Mexico’s Spurned Wal-Mart Special

Mexican shares, after mirroring the MSCI’s advance, nosedived as heavyweight Wal-Mart was reportedly ensnared in large government payoffs to secure store locations that were not pursued after the results of an internal investigation. To labor activists, many close to the long-dominant PRI commandingly ahead in presidential opinion polls, the episode smacked of previous alleged cover-ups to hide questionable business practices including wage and working hour non-compliance. The revelation dented the domestic demand story that along with US-driven exports were to bring GDP growth close to 4 percent, above rival Brazil which has imposed 3-year limits on auto entry to protect domestic plants. It came as the central bank has tilted toward easing after a long stretch on hold in the pre-election period, with the peso also softening on a trajectory back to 13. The outgoing administration has trumpeted new success with the aerospace industry while postponing further steps on Pemex private opening, although President Calderon harshly criticized Argentina’s expropriation move against Spain’s Repsol. As the former colonial power reels from its own debt crisis regulators have looked for signs of strain at the big Spanish-owned networks mainly funded by local deposits. They are also key buyers of Treasury bills and bonds with the foreign-controlled share of the instruments at 30 percent. The monetary authority has rejected peso intervention while continuing the regular foreign exchange auction, but a sudden bout of weakness on capital outflow could bring a course shift. In probing Latin America’s vulnerabilities the IMF and World Bank during the spring meetings cited commodity price and European bank reversals. Front-runner for the July contest Perez Nieto has promised to sustain macro-economic discipline and increase formal employment through competitiveness and structural changes. His lead stands at double-digits despite commentator jabs at his intellect and questions of favorable deals during his tenure as state governor. Unlike the historical tendency all three candidates vow to tighten relations with Washington to further trade and anti-drug agendas, while they allow for future bilateral Nafta modifications and narcotics decriminalization.

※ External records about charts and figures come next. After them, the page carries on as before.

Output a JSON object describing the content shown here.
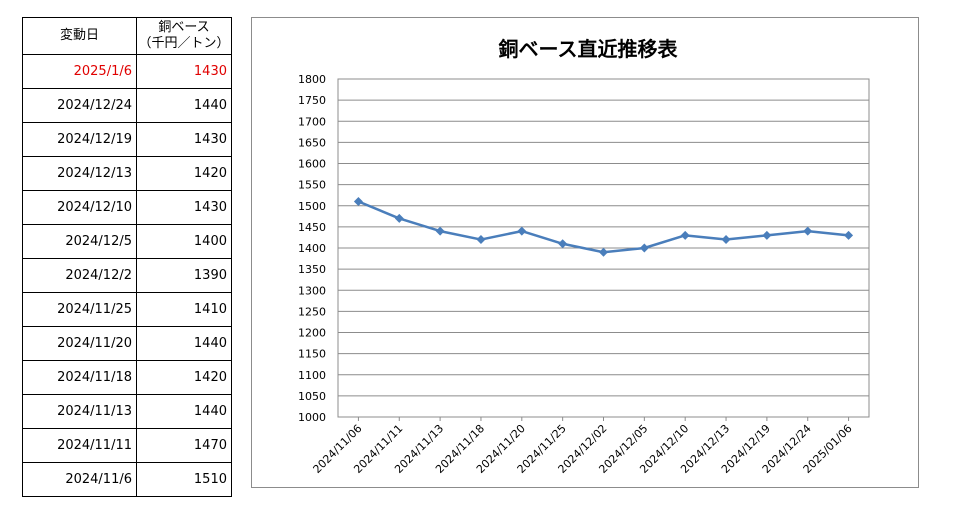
{
  "table": {
    "headers": {
      "date": "変動日",
      "price_line1": "銅ベース",
      "price_line2": "（千円／トン）"
    },
    "rows": [
      {
        "date": "2025/1/6",
        "price": "1430"
      },
      {
        "date": "2024/12/24",
        "price": "1440"
      },
      {
        "date": "2024/12/19",
        "price": "1430"
      },
      {
        "date": "2024/12/13",
        "price": "1420"
      },
      {
        "date": "2024/12/10",
        "price": "1430"
      },
      {
        "date": "2024/12/5",
        "price": "1400"
      },
      {
        "date": "2024/12/2",
        "price": "1390"
      },
      {
        "date": "2024/11/25",
        "price": "1410"
      },
      {
        "date": "2024/11/20",
        "price": "1440"
      },
      {
        "date": "2024/11/18",
        "price": "1420"
      },
      {
        "date": "2024/11/13",
        "price": "1440"
      },
      {
        "date": "2024/11/11",
        "price": "1470"
      },
      {
        "date": "2024/11/6",
        "price": "1510"
      }
    ],
    "latest_color": "#e00000"
  },
  "chart_data": {
    "type": "line",
    "title": "銅ベース直近推移表",
    "xlabel": "",
    "ylabel": "",
    "ylim": [
      1000,
      1800
    ],
    "ytick_step": 50,
    "grid": true,
    "categories": [
      "2024/11/06",
      "2024/11/11",
      "2024/11/13",
      "2024/11/18",
      "2024/11/20",
      "2024/11/25",
      "2024/12/02",
      "2024/12/05",
      "2024/12/10",
      "2024/12/13",
      "2024/12/19",
      "2024/12/24",
      "2025/01/06"
    ],
    "series": [
      {
        "values": [
          1510,
          1470,
          1440,
          1420,
          1440,
          1410,
          1390,
          1400,
          1430,
          1420,
          1430,
          1440,
          1430
        ],
        "color": "#4a7ebb"
      }
    ]
  }
}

Their stance may be tamer than Brazilian President Dilma Rousseff’s during her April visit to the US, where she lambasted the “monetary tsunami” triggered by the Fed’s near-zero interest policy and insisted the WTO investigate possible exchange rate manipulation. She also pressed for answers on a defense contract won by aircraft maker Embraer that was later suspended and solicited support for a permanent UN Security Council seat. With the benchmark Selic due to revert to its post-crisis low under 9 percent the central bank is now demanding that domestic lenders reduce record spreads after erecting a complex of anti-appreciation measures against foreign investors. The development giant BNDES will receive a fresh infusion for infrastructure and strategic sectors that find strict definitions discounted in a sudden shopping frenzy.